Inspired by these successes and also by what we have learned in the areas of global health that have made the greatest gains though intense, sustained and collective public and private sector action, especially AIDS, malaria and vaccines, it is time for public-private partnerships to drive innovation, progress and deliver results in breastfeeding.

With Nigeria’s sharply rising population driven by a very high fertility rate (an average of 6 children per woman), the under 5 population is forecast to grow by 10 million in the next 15 years. We need to look into PATH’s promotion of human milk banks so that vulnerable newborns have access to human milk in the critical days after birth when their mothers cannot provide it.

Hauwa Abbas of Silver Lining for the Needy Initiative, an NGO focused on improving child and maternal health rates suggests integrating awareness, promotion and support at the community level to existing structures in order to accelerate commitment and coverage of sustainable community level activities on breastfeeding, thus contributing effectively to decreasing child morbidity and mortality.

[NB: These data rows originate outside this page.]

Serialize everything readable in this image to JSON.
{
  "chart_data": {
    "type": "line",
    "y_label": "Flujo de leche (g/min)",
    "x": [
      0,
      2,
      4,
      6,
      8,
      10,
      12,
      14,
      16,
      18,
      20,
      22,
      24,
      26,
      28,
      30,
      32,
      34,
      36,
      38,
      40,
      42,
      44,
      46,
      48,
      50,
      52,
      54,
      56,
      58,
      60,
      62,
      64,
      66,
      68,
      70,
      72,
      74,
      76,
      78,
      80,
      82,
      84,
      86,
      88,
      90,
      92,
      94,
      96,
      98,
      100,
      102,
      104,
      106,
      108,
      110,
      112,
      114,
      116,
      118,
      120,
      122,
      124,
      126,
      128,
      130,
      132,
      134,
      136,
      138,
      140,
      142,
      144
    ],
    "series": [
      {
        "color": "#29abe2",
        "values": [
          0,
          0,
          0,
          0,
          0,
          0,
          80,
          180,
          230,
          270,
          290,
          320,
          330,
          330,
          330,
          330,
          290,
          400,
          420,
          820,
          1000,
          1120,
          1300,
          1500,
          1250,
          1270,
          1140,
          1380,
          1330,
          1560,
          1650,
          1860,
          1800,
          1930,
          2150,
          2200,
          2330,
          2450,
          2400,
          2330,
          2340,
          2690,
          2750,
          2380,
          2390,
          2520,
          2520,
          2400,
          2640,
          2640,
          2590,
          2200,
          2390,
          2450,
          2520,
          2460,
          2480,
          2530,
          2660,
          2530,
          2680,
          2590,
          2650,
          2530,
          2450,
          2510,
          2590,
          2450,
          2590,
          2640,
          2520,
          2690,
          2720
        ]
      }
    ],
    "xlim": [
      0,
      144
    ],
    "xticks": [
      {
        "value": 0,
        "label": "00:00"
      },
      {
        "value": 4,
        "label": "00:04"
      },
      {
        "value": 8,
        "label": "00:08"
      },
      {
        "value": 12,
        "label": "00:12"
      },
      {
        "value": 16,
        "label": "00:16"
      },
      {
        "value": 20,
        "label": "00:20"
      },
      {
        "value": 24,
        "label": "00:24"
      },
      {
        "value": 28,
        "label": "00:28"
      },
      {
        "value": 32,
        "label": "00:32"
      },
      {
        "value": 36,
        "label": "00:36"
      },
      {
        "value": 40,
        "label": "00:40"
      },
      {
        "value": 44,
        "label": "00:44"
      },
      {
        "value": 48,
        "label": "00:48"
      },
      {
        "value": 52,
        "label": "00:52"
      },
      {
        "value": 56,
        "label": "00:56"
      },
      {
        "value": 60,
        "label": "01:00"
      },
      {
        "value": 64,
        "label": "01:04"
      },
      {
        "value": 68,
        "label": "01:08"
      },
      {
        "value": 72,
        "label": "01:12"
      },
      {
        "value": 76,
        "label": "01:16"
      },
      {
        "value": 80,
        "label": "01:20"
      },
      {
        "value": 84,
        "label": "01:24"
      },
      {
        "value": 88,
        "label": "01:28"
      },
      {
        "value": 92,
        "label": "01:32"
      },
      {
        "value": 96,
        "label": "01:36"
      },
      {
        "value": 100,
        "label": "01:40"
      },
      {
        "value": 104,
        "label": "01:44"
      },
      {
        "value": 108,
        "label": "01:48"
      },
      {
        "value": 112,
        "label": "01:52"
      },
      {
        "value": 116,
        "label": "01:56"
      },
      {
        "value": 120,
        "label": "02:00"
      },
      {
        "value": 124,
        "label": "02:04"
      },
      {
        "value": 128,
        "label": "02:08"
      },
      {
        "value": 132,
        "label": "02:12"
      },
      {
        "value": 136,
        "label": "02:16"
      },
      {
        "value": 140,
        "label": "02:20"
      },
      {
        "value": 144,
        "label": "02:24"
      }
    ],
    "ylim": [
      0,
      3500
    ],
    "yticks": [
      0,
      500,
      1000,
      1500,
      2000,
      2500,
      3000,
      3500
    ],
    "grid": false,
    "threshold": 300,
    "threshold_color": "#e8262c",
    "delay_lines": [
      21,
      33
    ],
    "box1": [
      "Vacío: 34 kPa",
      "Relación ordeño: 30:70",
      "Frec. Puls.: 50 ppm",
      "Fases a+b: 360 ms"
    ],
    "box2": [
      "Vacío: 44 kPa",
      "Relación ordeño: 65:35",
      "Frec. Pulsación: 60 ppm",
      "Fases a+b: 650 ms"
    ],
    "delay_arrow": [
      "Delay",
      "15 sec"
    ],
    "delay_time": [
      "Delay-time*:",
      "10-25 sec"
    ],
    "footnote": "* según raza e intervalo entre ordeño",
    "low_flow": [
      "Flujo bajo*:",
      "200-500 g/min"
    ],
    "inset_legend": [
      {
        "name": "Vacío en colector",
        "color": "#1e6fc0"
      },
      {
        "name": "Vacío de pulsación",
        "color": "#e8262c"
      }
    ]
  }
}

Also speaking on this, Dr Luther-King Fasehun of the Wellbeing Foundation, an NGO that works through policy advisory, issue-based advocacy, awareness creation, and philanthropy, for improved reproductive, maternal, newborn, child and adolescent health (RMNCAH), suggests that a broad-based, multi-sectoral approach, that is context-specific to coordinate the strengths of all stakeholders in different States and regions of Nigeria, including the private sector, religious institutions, government, and CSOs, is necessary, in order to build a massive positive change in attitudes and policies, supported by the appropriate technologies and market dynamics, that will raise the early and exclusive breastfeeding rates for Nigeria’s children.